20 Dez 2018 | domtotal.com

A globalização e a política externa brasileira

Cabe à nação brasileira se esforçar para tirar o máximo proveito das oportunidades que a economia globalizada oferece.

A crítica à globalização é, hoje, uma das bandeiras de correntes mais extremadas da direita
A crítica à globalização é, hoje, uma das bandeiras de correntes mais extremadas da direita (Pixabay)

Por Flávio Saliba

Apesar dos monumentais problemas econômicos a serem enfrentados pelo futuro governo, creio haver razões para algum otimismo. Entre elas destacam-se os nomes até agora anunciados para comandar alguns ministérios. Cumprindo promessas de campanha o futuro presidente procura cercar-se de técnicos qualificados em todas as áreas, esquivando-se de indicações políticas que venham de fora do seu círculo de apoiadores de primeira hora.  Mesmo mantendo-se fiel a suas convicções, Bolsonaro parece disposto a dialogar e a fazer os necessários ajustes nas medidas anunciadas em campanha.

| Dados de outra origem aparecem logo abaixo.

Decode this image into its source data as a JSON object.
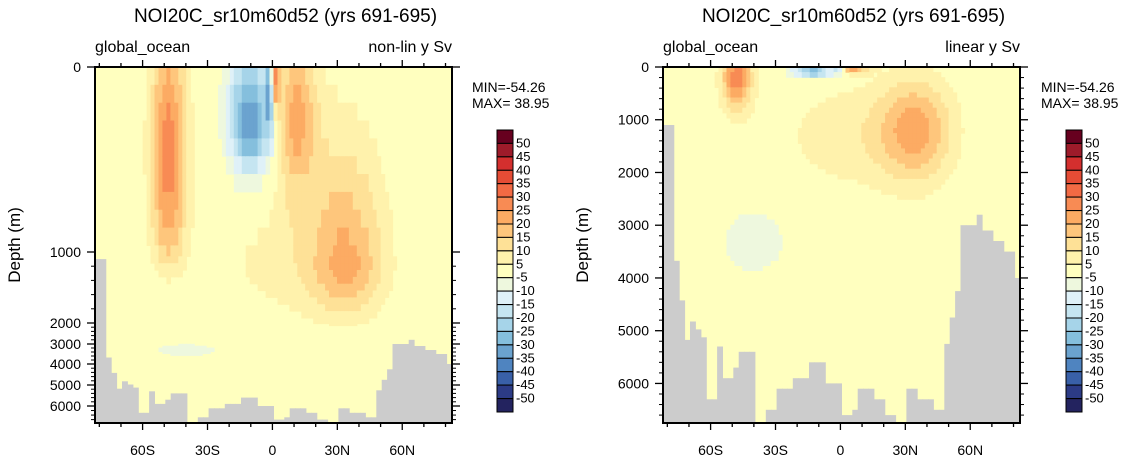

As indicações de caráter mais claramente ideológico para o primeiro escalão são as dos ministros da Educação e das Relações Exteriores.

Quanto a esta última temo que ele tenha exagerado na dose e explico-me.  Há tempos venho insistindo que a política externa brasileira assumiu caráter francamente terceiro mundista, afastando o país dos mercados e das práticas democráticas ocidentais. Não à toa, em seu “Choque de Civilizações”, de 1996, Samuel Huntington se indaga se países como o Brasil fariam parte integral da civilização ocidental. Paradoxalmente, o processo de globalização, associado a políticas internas e externas erráticas, contribuiu para a crescente marginalização econômica, política e tecnológica do Brasil. Basta consultar a literatura especializada para constatar que a esquerda brasileira sempre se mostrou contrária à globalização.

Paradoxalmente também, a crítica à globalização é, hoje, uma das bandeiras de correntes mais extremadas da direita, seja devido à pregação isolacionista de Donald Trump, seja devido à visão conspiratória de que os males do mundo globalizado decorrem de orquestrada façanha do comunismo internacional. Ora, é um equívoco ser contra ou a favor da globalização posto que este fenômeno não é produto de ideologias. Trata-se de um processo estrutural (e sabemos que estruturas não se transformam facilmente) associado à fase avançada do capitalismo, cuja lógica, impulsionada pela celeridade dos avanços tecnológicos, é a da contínua ampliação dos lucros e dos mercados. Cabe à nação brasileira se esforçar para tirar o máximo proveito das oportunidades que a economia globalizada oferece, precavendo-se de seus efeitos perversos, tais como o do desemprego em massa da mão de obra não qualificada, o da violência individual e coletiva e o do crescente poder do crime organizado. Estes tendem a proliferar nas sociedades que não lograram integrar-se vantajosamente na nova divisão internacional do trabalho, mantendo-se como meras fornecedoras de matérias primas.

O delineamento de uma política externa consequente, além do desejável alinhamento com as democracias ocidentais, notadamente com os Estados Unidos, depende de uma infinidade de variáveis econômicas e geopolíticas que desaconselham o mimetismo retórico do atual governante da maior potência econômica e militar do planeta.

Flávio Saliba
Formado em Ciências Sociais pela UFMG (1968), Doutor em Sociologia pela Universidade de Paris (1980), Pós-doutorado na Berkeley University (1994), Professor de Sociologia da UFMG. Livros publicados: 'O diálogo dos clássicos: divisão do trabalho e modernidade na Sociologia' (Ed. C/Arte, BH, 2004), 'História e Sociologia' (Ed. Autêntica, BH, 2007). Vários artigos publicados em revistas e jornais nacionais.